Joe Lindley, president of Jlin, says his company has tested concrete quality with hand screeding vs. walk-behind vibratory screeds. "If the jobsite requires 4,000 psi concrete and the contractor places it by hand, the best strength the concrete may reach is 3,000 psi; that's because it's not vibrated," Lindley says. "If they run a hand-held screed over it and vibrate to get that trapped air out, then they'll come back up to the strength they're asking for. With the vibrating screeds, the vibration covers the whole area so you don't have hit-and-miss consolidation."

Vibratory screeds are designed for form-to-form screeding or wet screeding. The DuoScreed from Multiquip has a reversible blade that handles both screeding processes. "Form-to-form, you run it with the straight, slightly concave edge toward you," says Ben Wiese, product manager with Multiquip. "The triangle, or chisel nose, is for wet screeding. The purpose of that is to actually draw that shape out. The chisel nose will cut the concrete to that level."

Vibratory screeds are available in sizes from a few feet wide to more than 20 feet, with larger sizes requiring dual power heads. This equipment is ideal for flatwork jobs up to about 5,000 feet, such as pole barns, basement floors and other small, flat slabs. They're also handy on large flatwork pours for handwork and getting into small spaces or upper decks where larger equipment cannot go. This type of equipment works best on wetter mixes, with a 4-inch slump or higher.

For increased accuracy with a walk-behind vibratory screed, Jlin offers a laser-controlled hand-held screed. "Anywhere a hand-held screed could be used, you could use this," Lindley says. "You wouldn't want to bring a larger laser-guided screed in to do a garage floor, but with this unit you could. Or if you're working on a strip center or other small commercial project where the engineer is calling for tight tolerances on the floor levelness, but you have small slabs instead of one big pad, this might fit where something else wouldn't."

Roller screeds

Another entry-level screed type is roller screeds, or tube screeds. They're available in several sizes, from small, one-roller units to large, multi-roller, ride-on units specialized more for roadwork and bridges. A roller screed consists of a mechanized seamless pipe that spins against the concrete as contractors pull the unit over form rails. Roller screeds do not vibrate the concrete, so if vibration is engineered into a project a contractor will have to perform vibration manually.

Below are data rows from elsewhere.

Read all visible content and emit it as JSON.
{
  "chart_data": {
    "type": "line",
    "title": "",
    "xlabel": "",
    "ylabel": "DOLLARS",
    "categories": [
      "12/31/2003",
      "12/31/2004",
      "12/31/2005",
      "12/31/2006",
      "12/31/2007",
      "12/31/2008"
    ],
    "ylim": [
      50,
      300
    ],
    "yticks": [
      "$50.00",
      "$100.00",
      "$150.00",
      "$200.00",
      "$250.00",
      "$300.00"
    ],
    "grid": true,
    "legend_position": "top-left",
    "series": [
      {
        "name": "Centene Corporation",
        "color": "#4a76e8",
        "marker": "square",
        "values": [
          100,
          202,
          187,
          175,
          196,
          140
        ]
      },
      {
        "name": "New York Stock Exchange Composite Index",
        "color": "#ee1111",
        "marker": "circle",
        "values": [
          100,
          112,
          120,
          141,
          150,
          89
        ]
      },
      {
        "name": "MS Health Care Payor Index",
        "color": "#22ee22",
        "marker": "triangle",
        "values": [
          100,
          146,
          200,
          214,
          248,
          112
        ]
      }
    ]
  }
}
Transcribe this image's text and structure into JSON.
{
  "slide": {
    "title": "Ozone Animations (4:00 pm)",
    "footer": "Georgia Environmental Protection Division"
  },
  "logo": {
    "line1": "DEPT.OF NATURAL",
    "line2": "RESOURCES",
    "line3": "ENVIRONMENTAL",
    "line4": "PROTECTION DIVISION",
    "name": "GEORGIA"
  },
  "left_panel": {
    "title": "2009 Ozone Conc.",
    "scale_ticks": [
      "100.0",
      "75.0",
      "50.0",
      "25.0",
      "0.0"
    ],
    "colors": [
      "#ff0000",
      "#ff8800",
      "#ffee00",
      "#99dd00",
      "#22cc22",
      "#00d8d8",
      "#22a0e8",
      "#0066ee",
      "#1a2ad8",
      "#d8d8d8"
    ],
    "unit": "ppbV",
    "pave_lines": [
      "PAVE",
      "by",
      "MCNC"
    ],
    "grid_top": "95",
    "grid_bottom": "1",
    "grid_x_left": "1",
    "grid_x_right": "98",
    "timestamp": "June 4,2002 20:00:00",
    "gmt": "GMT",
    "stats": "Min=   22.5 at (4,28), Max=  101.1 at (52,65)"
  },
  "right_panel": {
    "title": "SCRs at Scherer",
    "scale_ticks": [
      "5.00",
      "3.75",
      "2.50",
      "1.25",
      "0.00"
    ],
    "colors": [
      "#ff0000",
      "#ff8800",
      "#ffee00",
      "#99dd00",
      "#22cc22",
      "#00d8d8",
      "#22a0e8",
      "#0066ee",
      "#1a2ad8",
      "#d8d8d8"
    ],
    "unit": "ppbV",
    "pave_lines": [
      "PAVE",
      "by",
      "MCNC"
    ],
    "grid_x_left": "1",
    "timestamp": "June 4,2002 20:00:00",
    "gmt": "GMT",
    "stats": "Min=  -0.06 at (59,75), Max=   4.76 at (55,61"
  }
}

Roller screeds are self-contained and easy to set up and use, Lindley says. "When you're just floating on the concrete with the hand-held screeds, you do have to be crafted in the art to realize when to set up wet pads and how to follow your lines to get it flat. With the roller screed, you can take someone who has never screeded before in their life and they can screed concrete fast and near perfect," he explains.

A roller screed's lack of vibration makes it ideal for pervious concrete, sloped projects like driveways and sidewalks, and inclines. It's especially productive on projects where you're laying concrete in strips. "A contractor will look at the actual configuration of the project more so than the square footage. A roller screed would be a good choice on a sidewalk, road repair or patch, small tilt-up panel, driveway, approach and even a two-lane road," says Bud Martin, field sales manager for TerraQuip Construction Products.

Attachments allow contractors to perform specialty pours with a roller screed, such as gutters, curbs and circular pours. Lindley says roller screeds work well on profile jobs like railroad track pours. "We do custom flanges that you put onto the screed pipe and as you screed off between the rails it puts an indentation in to allow room for the train wheels. That can be a very, very labor-intensive job, but you can save a lot of time using a roller screed," he says.